El portavoz de la Policía, Nnamdi Omoni, declaró al diario “Vanguard” que la investigación sobre los hechos ha comenzado.

El gobernador de Rivers, Nyesom Wike, ofreció una recompensa de 556,000 dólares a quien pueda ofrecer información relevante sobre los autores del crimen.
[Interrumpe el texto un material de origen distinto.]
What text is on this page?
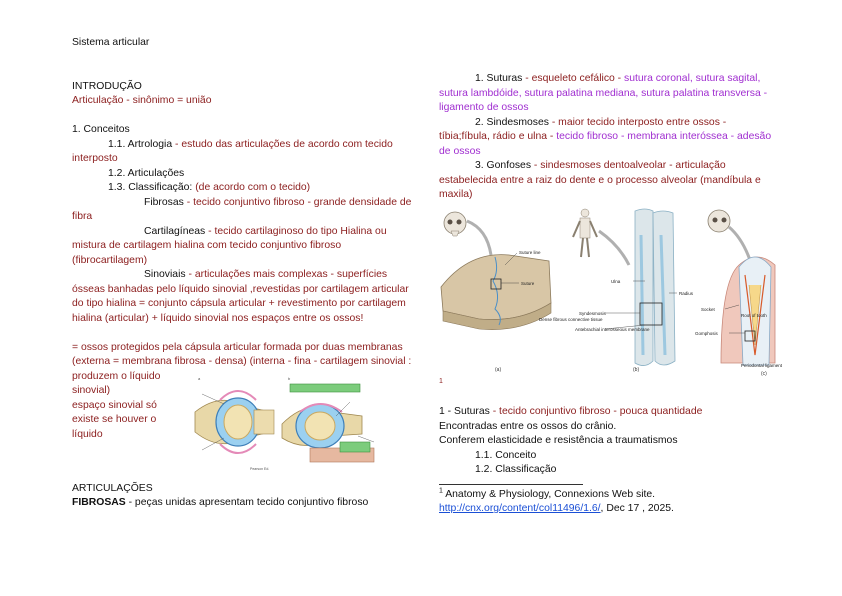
Sistema articular

INTRODUÇÃO

Articulação - sinônimo = união

1. Conceitos

1.1. Artrologia - estudo das articulações de acordo com tecido interposto

1.2. Articulações

1.3. Classificação: (de acordo com o tecido)

Fibrosas - tecido conjuntivo fibroso - grande densidade de fibra

Cartilagíneas - tecido cartilaginoso do tipo Hialina ou mistura de cartilagem hialina com tecido conjuntivo fibroso (fibrocartilagem)

Sinoviais - articulações mais complexas - superfícies ósseas banhadas pelo líquido sinovial ,revestidas por cartilagem articular do tipo hialina = conjunto cápsula articular + revestimento por cartilagem hialina (articular) + líquido sinovial nos espaços entre os ossos!

= ossos protegidos pela cápsula articular formada por duas membranas (externa = membrana fibrosa - densa) (interna - fina - cartilagem sinovial :

produzem o líquido sinovial)

espaço sinovial só existe se houver o líquido

a	b
Pearson Ed.

ARTICULAÇÕES

FIBROSAS - peças unidas apresentam tecido conjuntivo fibroso

1. Suturas - esqueleto cefálico - sutura coronal, sutura sagital, sutura lambdóide, sutura palatina mediana, sutura palatina transversa - ligamento de ossos

2. Sindesmoses - maior tecido interposto entre ossos - tíbia;fíbula, rádio e ulna - tecido fibroso - membrana interóssea - adesão de ossos

3. Gonfoses - sindesmoses dentoalveolar - articulação estabelecida entre a raiz do dente e o processo alveolar (mandíbula e maxila)

Suture line
Suture
Dense fibrous connective tissue
(a)
Ulna
Radius
Syndesmosis
Antebrachial interosseous membrane
(b)
Socket
Gomphosis
Root of tooth
Periodontal ligament
(c)
1

1 - Suturas - tecido conjuntivo fibroso - pouca quantidade

Encontradas entre os ossos do crânio.

Conferem elasticidade e resistência a traumatismos

1.1. Conceito

1.2. Classificação

$^1$ Anatomy & Physiology, Connexions Web site.

http://cnx.org/content/col11496/1.6/, Dec 17 , 2025.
Rivers se encuentra en el delta del río Níger, una zona rica en petróleo en la que operan diversos grupos armados que reclaman que una mayor parte de los beneficios derivados del crudo, que suponen buena parte de los ingresos del país, vayan a parar a los habitantes de la zona para mejorar sus condiciones de vida.

Secuestros

Estas organizaciones suelen atacar plantas petrolíferas para secuestrar a trabajadores extranjeros, por cuya liberación piden elevados rescates.

La zona ha disfrutado de una relativa calma desde que el gobierno nigeriano y los grupos armados acordasen una tregua el año pasado.

Los analistas políticos indican que este último ataque podría ser resultado de las tensiones y la rivalidad entre miembros del Congreso de Todos los Progresistas (APC, en sus siglas en inglés) del presidente Muhamadu Buhari y del Partido Popular Democrático (PDP, en sus siglas en inglés), que gobierna en Rivers.

Este estado ha sido escenario de un creciente número de asesinatos y ataques en los últimos tiempos, debido a la rivalidad entre sectas religiosas y entre grupos políticos.

El anterior ataque de pistoleros registrado en Rivers data de octubre de 2017, cuando un tiroteo en un concurrido mercado de Port Harcourt acabó con la vida de al menos diez personas.